TIM EYMAN, the man behind Initiative 695 (the so-called "car tab" initiative) is right: The Motor Vehicle Excise Tax (MVET), what you pay to register your car and get those little stickers for your license plates, is unfair.

The MVET hits poor and middle-class families harder than the rich. It's one piece of a system that gives Washington the most regressive state tax structure in the country, according to a 1996 national study done by Citizens for Tax Justice. By relying on sales taxes, property taxes, and excise taxes (like car tabs), we end up forcing the poorest 20% of Washingtonians -- those with incomes under $28,000 -- to pay 17.1% of their total income in taxes. Most people (the middle 60%) pay 10.5% of their income in taxes. But the richest 1%, with average incomes of more than $310,000 a year, end up getting away with paying a paltry 3.9%. We need to fix this system.

But Eyman's initiative, far from fixing the problem, compounds it. In fact, it's plain evil.

Here's the score: 695 is a baited hook. The bait is a reduction in car tab costs. Under 695, each of us, no matter what we drive, would pay $30 for our tabs (plus a couple bucks in fees), saving the average person nearly $142 a year. Sounds pretty good, right? I mean, who couldn't use 142 bucks?

Well, first of all, remember that's the average. If you drive a luxury car -- for example, an Infinity QX4 -- you're paying $727.35; whereas if you drive a 1987 Honda Civic Coupe, your tax is only a measly $47.35. Under 695, tabs for either car would cost $33.00. This reduces the total tax hit everybody takes, but is primarily a tax cut for the wealthy.

Worse yet, 695 would both slash the state budget and hamstring local government. Since government programs in general still benefit the middle class and poor more than the wealthy, this kind of an assault on government is profoundly regressive in and of itself. Consider: Even at an average of only $142 a person, the 695 tax cut will blow a hole in the state's two-year budget of over $1.2 billion. Most of that money currently pays to fix roads and run ferries, but $356 million goes to local governments to help pay for things like transit, fire departments, health care, and environmental protection. 695 would run through local government programs like the dengue fever.

And 695 would also have a recurrent herpes-like effect. For in the fine print lurks the real hook: Local governments would have to hold a public vote to raise any tax or fee, by any amount. Say the local library wants to raise its charge for photocopies from 10 cents to 15 -- better schedule an election. This provision would pretty much single-handedly bring the business of local government to a groaning halt; so much so that even Big Business has come out against 695, realizing that a state full of decaying roads, broken schools, and sick people is not a good place to try and make widgets.
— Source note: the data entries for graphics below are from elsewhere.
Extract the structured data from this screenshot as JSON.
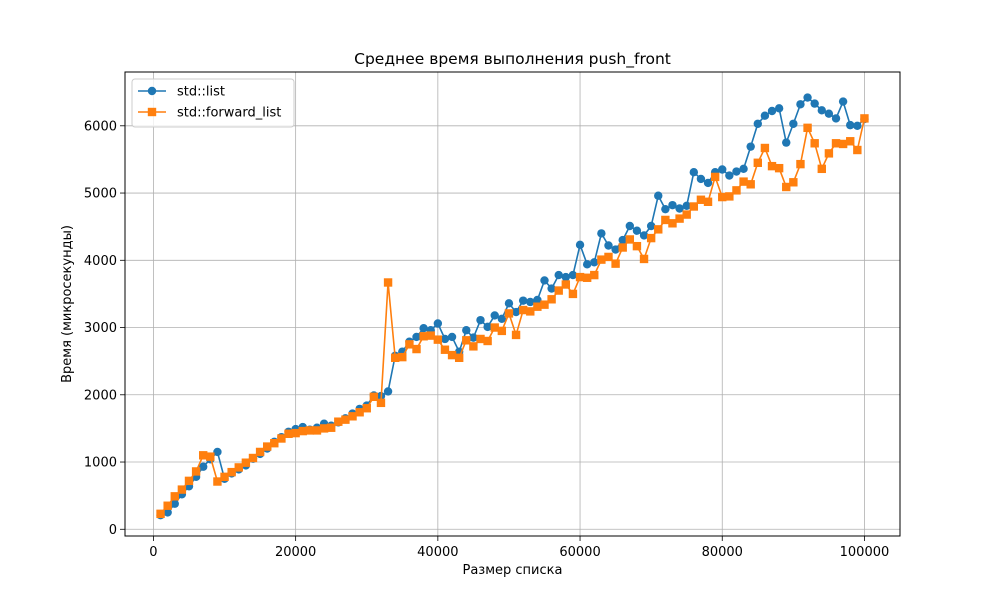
{
  "chart_data": {
    "type": "line",
    "title": "Среднее время выполнения push_front",
    "xlabel": "Размер списка",
    "ylabel": "Время (микросекунды)",
    "xlim": [
      -4000,
      105000
    ],
    "ylim": [
      -100,
      6800
    ],
    "x_ticks": [
      0,
      20000,
      40000,
      60000,
      80000,
      100000
    ],
    "y_ticks": [
      0,
      1000,
      2000,
      3000,
      4000,
      5000,
      6000
    ],
    "grid": true,
    "legend_position": "upper-left",
    "x": [
      1000,
      2000,
      3000,
      4000,
      5000,
      6000,
      7000,
      8000,
      9000,
      10000,
      11000,
      12000,
      13000,
      14000,
      15000,
      16000,
      17000,
      18000,
      19000,
      20000,
      21000,
      22000,
      23000,
      24000,
      25000,
      26000,
      27000,
      28000,
      29000,
      30000,
      31000,
      32000,
      33000,
      34000,
      35000,
      36000,
      37000,
      38000,
      39000,
      40000,
      41000,
      42000,
      43000,
      44000,
      45000,
      46000,
      47000,
      48000,
      49000,
      50000,
      51000,
      52000,
      53000,
      54000,
      55000,
      56000,
      57000,
      58000,
      59000,
      60000,
      61000,
      62000,
      63000,
      64000,
      65000,
      66000,
      67000,
      68000,
      69000,
      70000,
      71000,
      72000,
      73000,
      74000,
      75000,
      76000,
      77000,
      78000,
      79000,
      80000,
      81000,
      82000,
      83000,
      84000,
      85000,
      86000,
      87000,
      88000,
      89000,
      90000,
      91000,
      92000,
      93000,
      94000,
      95000,
      96000,
      97000,
      98000,
      99000,
      100000
    ],
    "series": [
      {
        "name": "std::list",
        "color": "#1f77b4",
        "marker": "circle",
        "values": [
          210,
          250,
          380,
          520,
          640,
          780,
          930,
          1040,
          1150,
          750,
          830,
          890,
          950,
          1050,
          1120,
          1200,
          1300,
          1370,
          1450,
          1490,
          1520,
          1480,
          1510,
          1570,
          1540,
          1590,
          1650,
          1720,
          1790,
          1840,
          1990,
          1980,
          2050,
          2580,
          2640,
          2790,
          2860,
          2990,
          2960,
          3060,
          2830,
          2860,
          2640,
          2960,
          2850,
          3110,
          3010,
          3180,
          3130,
          3360,
          3230,
          3400,
          3380,
          3410,
          3700,
          3580,
          3780,
          3750,
          3780,
          4230,
          3940,
          3970,
          4400,
          4220,
          4160,
          4300,
          4510,
          4440,
          4370,
          4510,
          4960,
          4760,
          4820,
          4770,
          4810,
          5310,
          5210,
          5150,
          5310,
          5350,
          5260,
          5320,
          5360,
          5690,
          6030,
          6150,
          6220,
          6260,
          5750,
          6030,
          6320,
          6420,
          6330,
          6230,
          6180,
          6110,
          6360,
          6010,
          6000,
          6100
        ]
      },
      {
        "name": "std::forward_list",
        "color": "#ff7f0e",
        "marker": "square",
        "values": [
          230,
          350,
          490,
          590,
          720,
          860,
          1100,
          1080,
          710,
          780,
          850,
          920,
          990,
          1060,
          1150,
          1230,
          1280,
          1350,
          1420,
          1430,
          1460,
          1470,
          1470,
          1500,
          1510,
          1600,
          1630,
          1680,
          1740,
          1800,
          1970,
          1880,
          3670,
          2550,
          2560,
          2750,
          2680,
          2870,
          2880,
          2820,
          2670,
          2590,
          2550,
          2810,
          2720,
          2830,
          2800,
          3000,
          2950,
          3210,
          2890,
          3260,
          3240,
          3310,
          3340,
          3420,
          3550,
          3640,
          3500,
          3750,
          3740,
          3780,
          4010,
          4050,
          3950,
          4190,
          4310,
          4210,
          4020,
          4330,
          4460,
          4600,
          4550,
          4620,
          4680,
          4800,
          4900,
          4870,
          5240,
          4940,
          4950,
          5040,
          5170,
          5130,
          5450,
          5670,
          5400,
          5370,
          5090,
          5160,
          5430,
          5970,
          5740,
          5360,
          5590,
          5740,
          5730,
          5770,
          5640,
          6110
        ]
      }
    ]
  }
}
While rich Seattleites can afford to lose some state money, especially when they're getting more back in a tax cut than they're losing, the rest of us -- who live in cities or in older suburbs, who are less than rich, who depend on public schools and rely on publicly supported hospitals and take the bus to work -- get to pick up the real tab here.

Eyman's right, our tax code stinks. But 695 is like trying to cure an anemic with leeches. If we want fairer state government, it's time to look at truly progressive taxes, like an income tax, or "green" taxes which shift the tax burden to polluting industries. In the meantime, 695 deserves not our votes, but our contempt.